A trama é protagonizada por Eva (Grazi Massafera), prestes a ter seu primeiro filho com o marido, Vicente (Reynaldo Gianecchini), que tem duas filhas de um casamento anterior. Cuidando do recém nascido e também das duas enteadas, Eva começa a se sentir sozinha em casa e o cansaço de fazer tudo sozinha começa a afetá-la. Ao mesmo tempo seu bebê e as duas enteadas começam a exibir machucados desconhecidos, que Eva não sabe como explicar e Vicente começa a desconfiar dela.
A história explora como o cuidado do lar e dos filhos é todo colocado como responsabilidade da mulher e como cabe ao marido “ajudar” de tempos em tempos ao invés de ser um parceiro que divide as tarefas. Vicente chega a falar na frente da família que a esposa “não trabalha” como se cuidar de uma casa, um recém nascido e duas meninas não fosse algo trabalhoso e que não demandasse esforço e atenção.
É curioso como a câmera de Belmonte muitas vezes filma Eva entre frestas, observando de canto de portas, como se ela fosse uma intrusa ou uma empregada da própria casa, ausente de si mesma e existindo para cuidar daquele local. Os constantes closes fechados no rosto da criam uma sensação de um ambiente opressivo, com demandas sempre se impondo sem dar respiro para Eva. Isso é ampliado pelo som que traz os constantes choros do recém-nascido, sempre nos mantendo alertas a essas demandas.
A existência de dona de casa é filmada como um filme de horror por Belmonte, alguém deixada de lado e subestimada pela própria família. Isso fica evidente na cena em que Vicente prepara café da manhã com as filhas quando Eva está fora de casa, contrastando com um momento do início em que Eva faz tudo sozinha sem que ninguém a ajude. É como se Vicente e as filhas vissem Eva como uma empregada, alguém cuja obrigação é atender sozinha as necessidades da família.
A tensão também é construída com habilidade, muitas vezes recorrendo a desequilíbrios entre a informação do público e os personagens. Em uma cena, Eva invade a casa de Vicente para plantar câmeras e enquanto ela faz isso, a câmera corta para ele chegando em casa com as filhas. Vicente para diante da porta para conversar com as meninas enquanto a câmera faz um movimento vertical para mostrar Eva através da janela do segundo andar, alheia à chegada do marido. A tensão se dá justamente porque nós temos ciência de uma ameaça que se aproxima para frustrar os planos da protagonista enquanto ela segue alheia a esse perigo.

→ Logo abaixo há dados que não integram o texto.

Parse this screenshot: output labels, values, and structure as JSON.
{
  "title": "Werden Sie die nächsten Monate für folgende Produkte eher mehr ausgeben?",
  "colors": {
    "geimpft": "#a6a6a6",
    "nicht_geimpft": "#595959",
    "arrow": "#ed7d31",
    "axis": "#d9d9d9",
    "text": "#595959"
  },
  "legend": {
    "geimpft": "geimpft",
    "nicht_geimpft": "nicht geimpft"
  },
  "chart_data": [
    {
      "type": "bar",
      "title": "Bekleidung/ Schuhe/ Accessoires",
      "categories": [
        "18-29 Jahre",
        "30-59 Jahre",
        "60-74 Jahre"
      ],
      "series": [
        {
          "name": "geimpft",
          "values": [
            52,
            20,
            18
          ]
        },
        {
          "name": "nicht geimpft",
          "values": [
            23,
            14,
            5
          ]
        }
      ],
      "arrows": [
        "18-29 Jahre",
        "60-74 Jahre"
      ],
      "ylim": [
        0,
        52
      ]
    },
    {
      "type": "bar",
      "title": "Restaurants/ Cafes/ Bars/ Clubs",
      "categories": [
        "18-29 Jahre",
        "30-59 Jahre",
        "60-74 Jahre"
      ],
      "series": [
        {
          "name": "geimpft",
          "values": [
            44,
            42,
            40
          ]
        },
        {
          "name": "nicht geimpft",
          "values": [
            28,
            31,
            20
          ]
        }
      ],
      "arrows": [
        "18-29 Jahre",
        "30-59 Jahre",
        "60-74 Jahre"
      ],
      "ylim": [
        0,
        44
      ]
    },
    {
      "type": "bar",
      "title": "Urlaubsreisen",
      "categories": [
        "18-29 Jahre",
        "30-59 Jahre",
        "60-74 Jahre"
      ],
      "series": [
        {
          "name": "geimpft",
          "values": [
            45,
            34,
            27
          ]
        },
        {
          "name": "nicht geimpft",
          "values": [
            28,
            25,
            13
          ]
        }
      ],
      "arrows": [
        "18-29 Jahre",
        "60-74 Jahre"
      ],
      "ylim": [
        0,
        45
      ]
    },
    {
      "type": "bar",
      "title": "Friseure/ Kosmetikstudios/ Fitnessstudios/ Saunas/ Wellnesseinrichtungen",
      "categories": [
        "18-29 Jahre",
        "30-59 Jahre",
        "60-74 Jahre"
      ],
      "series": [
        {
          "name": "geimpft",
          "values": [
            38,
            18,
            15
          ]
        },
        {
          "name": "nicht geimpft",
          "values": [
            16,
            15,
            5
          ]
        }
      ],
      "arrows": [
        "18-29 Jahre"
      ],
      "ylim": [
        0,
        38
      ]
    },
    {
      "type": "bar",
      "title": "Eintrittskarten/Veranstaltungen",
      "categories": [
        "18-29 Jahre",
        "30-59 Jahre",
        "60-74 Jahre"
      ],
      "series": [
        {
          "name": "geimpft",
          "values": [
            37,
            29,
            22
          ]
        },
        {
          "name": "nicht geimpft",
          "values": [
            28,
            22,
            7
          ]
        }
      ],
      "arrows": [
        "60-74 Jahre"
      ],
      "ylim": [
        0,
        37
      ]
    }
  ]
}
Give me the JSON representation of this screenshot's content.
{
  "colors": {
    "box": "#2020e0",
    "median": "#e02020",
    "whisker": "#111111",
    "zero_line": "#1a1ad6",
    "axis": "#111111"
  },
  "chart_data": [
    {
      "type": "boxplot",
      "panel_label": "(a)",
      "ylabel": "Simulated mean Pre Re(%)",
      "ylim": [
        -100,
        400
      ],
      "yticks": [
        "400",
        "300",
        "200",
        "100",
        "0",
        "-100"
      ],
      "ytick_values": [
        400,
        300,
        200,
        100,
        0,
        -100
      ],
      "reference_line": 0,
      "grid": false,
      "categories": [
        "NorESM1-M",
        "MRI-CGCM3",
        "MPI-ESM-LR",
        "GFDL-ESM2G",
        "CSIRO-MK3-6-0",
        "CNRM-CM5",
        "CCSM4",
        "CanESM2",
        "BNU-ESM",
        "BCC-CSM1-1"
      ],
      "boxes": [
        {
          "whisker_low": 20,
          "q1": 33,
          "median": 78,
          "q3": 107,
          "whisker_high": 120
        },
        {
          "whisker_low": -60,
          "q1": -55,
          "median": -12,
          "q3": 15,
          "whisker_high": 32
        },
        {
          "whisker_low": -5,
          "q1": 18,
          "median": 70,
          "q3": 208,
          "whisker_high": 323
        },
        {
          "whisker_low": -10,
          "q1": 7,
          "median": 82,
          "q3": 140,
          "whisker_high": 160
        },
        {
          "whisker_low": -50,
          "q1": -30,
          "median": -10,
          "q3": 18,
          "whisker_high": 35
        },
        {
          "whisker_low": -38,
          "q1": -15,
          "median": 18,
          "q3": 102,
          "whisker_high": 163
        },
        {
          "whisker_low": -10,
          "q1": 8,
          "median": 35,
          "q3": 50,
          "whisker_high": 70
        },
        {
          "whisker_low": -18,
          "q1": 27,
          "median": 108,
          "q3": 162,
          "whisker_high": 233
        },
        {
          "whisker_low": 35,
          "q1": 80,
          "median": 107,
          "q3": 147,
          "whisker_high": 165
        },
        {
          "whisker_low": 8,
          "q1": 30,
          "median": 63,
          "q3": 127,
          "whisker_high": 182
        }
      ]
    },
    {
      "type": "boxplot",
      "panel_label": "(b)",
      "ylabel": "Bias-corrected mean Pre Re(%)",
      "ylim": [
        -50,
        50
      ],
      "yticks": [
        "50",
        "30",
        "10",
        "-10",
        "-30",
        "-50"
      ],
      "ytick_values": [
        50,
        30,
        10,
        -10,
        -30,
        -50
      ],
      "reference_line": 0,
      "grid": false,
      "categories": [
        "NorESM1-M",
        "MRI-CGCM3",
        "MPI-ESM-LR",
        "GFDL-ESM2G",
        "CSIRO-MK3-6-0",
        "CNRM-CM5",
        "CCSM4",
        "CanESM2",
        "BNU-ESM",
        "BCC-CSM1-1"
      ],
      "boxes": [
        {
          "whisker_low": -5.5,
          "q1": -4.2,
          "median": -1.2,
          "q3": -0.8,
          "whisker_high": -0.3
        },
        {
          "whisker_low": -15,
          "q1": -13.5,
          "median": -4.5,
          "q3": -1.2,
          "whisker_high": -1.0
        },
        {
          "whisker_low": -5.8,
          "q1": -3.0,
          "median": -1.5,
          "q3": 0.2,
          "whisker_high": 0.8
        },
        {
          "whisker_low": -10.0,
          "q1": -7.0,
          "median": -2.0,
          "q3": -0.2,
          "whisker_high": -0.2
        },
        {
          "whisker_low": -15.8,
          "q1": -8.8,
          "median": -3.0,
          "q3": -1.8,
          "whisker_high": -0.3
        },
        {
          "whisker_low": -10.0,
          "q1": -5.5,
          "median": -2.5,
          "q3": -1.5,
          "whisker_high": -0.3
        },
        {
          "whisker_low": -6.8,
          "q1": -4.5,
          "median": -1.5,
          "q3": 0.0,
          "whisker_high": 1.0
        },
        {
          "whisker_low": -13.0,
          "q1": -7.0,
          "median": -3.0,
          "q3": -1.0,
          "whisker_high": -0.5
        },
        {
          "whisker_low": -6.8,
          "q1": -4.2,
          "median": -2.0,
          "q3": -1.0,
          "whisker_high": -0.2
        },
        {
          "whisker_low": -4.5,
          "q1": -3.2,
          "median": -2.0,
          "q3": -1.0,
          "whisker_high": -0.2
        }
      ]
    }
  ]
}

Grazi é eficiente em construir o desespero silencioso de Eva, alguém soterrada de demandas, sempre menosprezada e julgada, constantemente tratada como culpada quando algo da errado, quase que deliberadamente empurrada à loucura pelas estruturas machistas ao seu redor que sempre responsabilizam a mãe por qualquer problema. Se todo o arco da personagem parece envolver uma discussão sobre como o machismo destrói o psicológico da mulher, tudo cai por terra quando o filme chega em seu clímax.
É impossível falar dos problemas que a reviravolta final traz sem citá-la diretamente então aviso que os parágrafos a seguir contem SPOILERS. A descoberta do real culpado pelos ferimentos misteriosos no bebê de Eva e em suas enteadas desloca toda a temática do filme de questões de machismo para se tornar uma narrativa sobre crianças psicopatas, sendo que nada disso foi devidamente construído. Sim, temos algumas pistas, como a morte misteriosa da primeira filha de Vicente da qual ele se recusa a falar, mas é muito pouco para uma guinada tão radical em relação às ideias que o filme trabalhava.
A revelação faz toda a conversa sobre machismo não ir para lugar nenhum ou fazer muita diferença na narrativa, já que a ruína de Eva não vem do machismo ou do lugar ao qual as mulheres são relegadas pela sociedade e sim por uma psicopata infantil aleatória. A reviravolta poderia funcionar se o filme construísse a relação de Vicente com a garota, mostrando que ele sabia das tendências da filha, mas se manteve em silêncio por conta de alguma ideia deturpada de amor parental para proteger a filha e resolvesse armar tudo para Eva, aproveitando que nosso machismo estrutural tornaria fácil acreditar na narrativa construída por ele. Como o desfecho tem pouca relação com o que foi desenvolvido até então, a discussão sobre machismo acaba soando mais como um dispositivo narrativo para despistar o espectador em relação ao que realmente acontecia do que uma temática que o filme tem interesse em discutir.
Eu queria ter gostado de Uma
Família Feliz devido ao modo como a direção de Belmonte constrói a
atmosfera de suspense e da performance da protagonista, mas o desfecho sabota
toda a construção feita até então, fazendo toda a discussão sobre machismo e patriarcado
não ir a lugar nenhum, soando como uma oportunidade desperdiçada.